Dès qu’il put réorganiser ses chars de combat, en les ralliant aux restes de la Division Ra, qui venaient d’arriver, Ramsès II contre-attaqua. La colonne hittite dut alors se retirer sous la pression de la réaction adverse ; c’est alors qu’une seconde vague de chars hittites arriva sur le terrain pour prêter main forte aux siens, mais avec un certain retard. Le résultat de ce retard fut que l’armée hittite se trouva coincée entre les chars de Ramsès II et la cinquième division égyptienne, la Ne’Arin, arrivée, inattendue, du Nord avec ses cavaliers lancés au galop. La journée se termina dans un nuage de poussière où tous se combattaient sans ordre ni coordination, sans plus aucun plan de combat, où les uns doivent avancer tandis que d’autres doivent se retirer ; d’autres, dans ce désordre, cherchent à obtenir leur part du butin.
En fin de compte, les divisions hittites se retirent, non sans difficultés, de la rive droite de l’Oronte, et rejoignent leurs campements, tandis que les Divisions Amon et Ne’Arin, malmenées, se rassemblent avec les restes de la Division Ra.
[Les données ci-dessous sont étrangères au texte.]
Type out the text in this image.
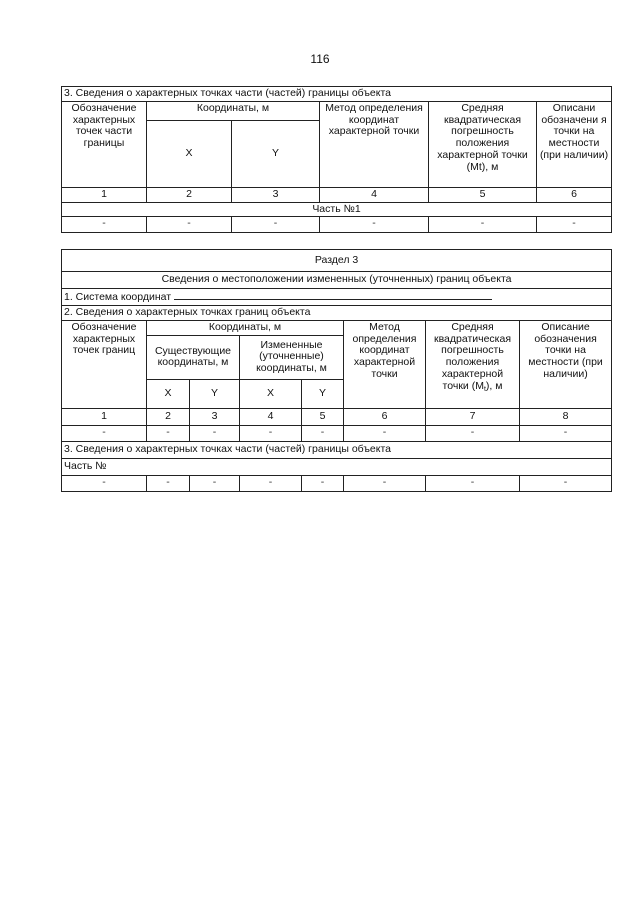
116
3. Сведения о характерных точках части (частей) границы объекта					
Обозначение характерных точек части границы	Координаты, м		Метод определения координат характерной точки	Средняя квадратическая погрешность положения характерной точки (Mt), м	Описани обозначени я точки на местности (при наличии)
	X	Y			
1	2	3	4	5	6
Часть №1					
-	-	-	-	-	-
Раздел 3							
Сведения о местоположении измененных (уточненных) границ объекта							
1. Система координат							
2. Сведения о характерных точках границ объекта							
Обозначение характерных точек границ	Координаты, м				Метод определения координат характерной точки	Средняя квадратическая погрешность положения характерной точки $(M_t)$, м	Описание обозначения точки на местности (при наличии)
	Существующие координаты, м		Измененные (уточненные) координаты, м				
	X	Y	X	Y			
1	2	3	4	5	6	7	8
-	-	-	-	-	-	-	-
3. Сведения о характерных точках части (частей) границы объекта							
Часть №							
-	-	-	-	-	-	-	-
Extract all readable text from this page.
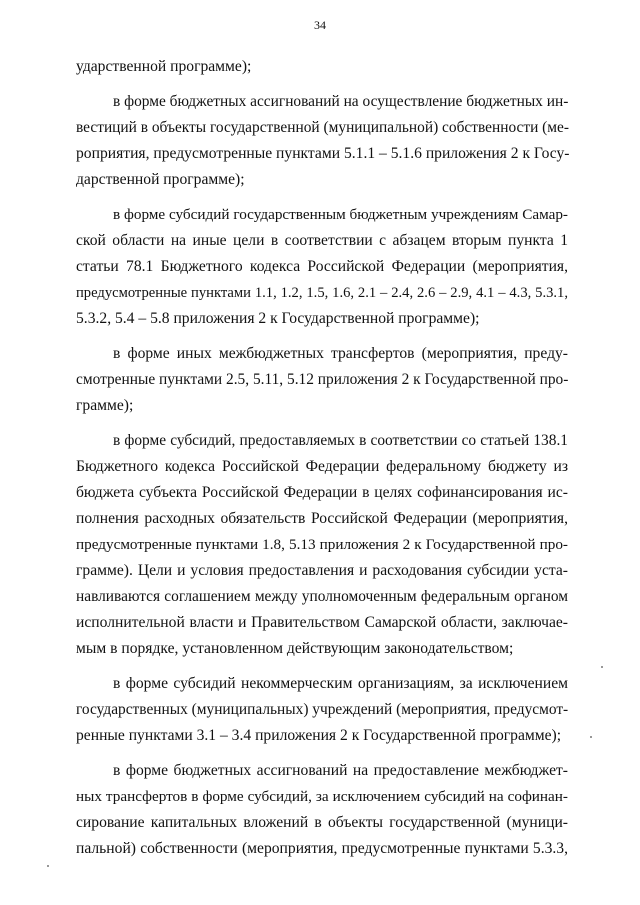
34
ударственной программе);
в форме бюджетных ассигнований на осуществление бюджетных ин-
вестиций в объекты государственной (муниципальной) собственности (ме-
роприятия, предусмотренные пунктами 5.1.1 – 5.1.6 приложения 2 к Госу-
дарственной программе);
в форме субсидий государственным бюджетным учреждениям Самар-
ской области на иные цели в соответствии с абзацем вторым пункта 1
статьи 78.1 Бюджетного кодекса Российской Федерации (мероприятия,
предусмотренные пунктами 1.1, 1.2, 1.5, 1.6, 2.1 – 2.4, 2.6 – 2.9, 4.1 – 4.3, 5.3.1,
5.3.2, 5.4 – 5.8 приложения 2 к Государственной программе);
в форме иных межбюджетных трансфертов (мероприятия, преду-
смотренные пунктами 2.5, 5.11, 5.12 приложения 2 к Государственной про-
грамме);
в форме субсидий, предоставляемых в соответствии со статьей 138.1
Бюджетного кодекса Российской Федерации федеральному бюджету из
бюджета субъекта Российской Федерации в целях софинансирования ис-
полнения расходных обязательств Российской Федерации (мероприятия,
предусмотренные пунктами 1.8, 5.13 приложения 2 к Государственной про-
грамме). Цели и условия предоставления и расходования субсидии уста-
навливаются соглашением между уполномоченным федеральным органом
исполнительной власти и Правительством Самарской области, заключае-
мым в порядке, установленном действующим законодательством;
в форме субсидий некоммерческим организациям, за исключением
государственных (муниципальных) учреждений (мероприятия, предусмот-
ренные пунктами 3.1 – 3.4 приложения 2 к Государственной программе);
в форме бюджетных ассигнований на предоставление межбюджет-
ных трансфертов в форме субсидий, за исключением субсидий на софинан-
сирование капитальных вложений в объекты государственной (муници-
пальной) собственности (мероприятия, предусмотренные пунктами 5.3.3,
Pour certains historiens, le combat reprit le lendemain, dès l’arrivée des Divisions Pthah et Sutekh. D’autres estiment que non. D’autres interprétations encore postulent que le Pharaon a passé cette journée à juger quelques survivants de la Division Ra, qui avaient fui, afin de faire des exemples et de rappeler que la lâcheté est punie de mort. L’armée égyptienne s’est ensuite retirée et est rentrée au pays. L’armée hittite l’a suivie sur une partie du trajet : cela signifie en fait que les Égyptiens ont été battus, bien que dans une mesure réduite (ibidem, pp. 44-82).
Ces reconstructions, qu’elles soient appropriées ou non, ne changent rien à l’issue même du conflit : la signature d’un traité de paix entre Égyptiens et Hittites. Ce traité stipule une reconnaissance réciproque des territoires sur lesquels les uns et les autres gouvernent, avec une frontière proche de Qadesh, au nord de laquelle Ramsès II n’avait pas réussi à pousser ses armées. Il n’a pas obtenu la victoire en rase campagne. Quatre versions intéressantes peuvent se lire dans les ouvrages de Bibby, Ceram, Cimmino et Healy (G. Bibby, 4000 anni fa, Einaudi Editore, Torino, 1966, pp. 260-262 ; Ceram, Il libro delle rupi : Alla scoperta dell’impero degli Ittiti, Einaudi Ed., 1955, pp. 192-208 [tr. fr. : Le Secret des Hittites : Découverte d'un ancien empire, Plon, 1955] ; F. Cimmino, op. cit., pp. 94-112 ; M. Healy, op. cit., pp. 44-82). [Notons aussi La guerre de Ramsès II contre les Hittites (1939) de Josef Sturm]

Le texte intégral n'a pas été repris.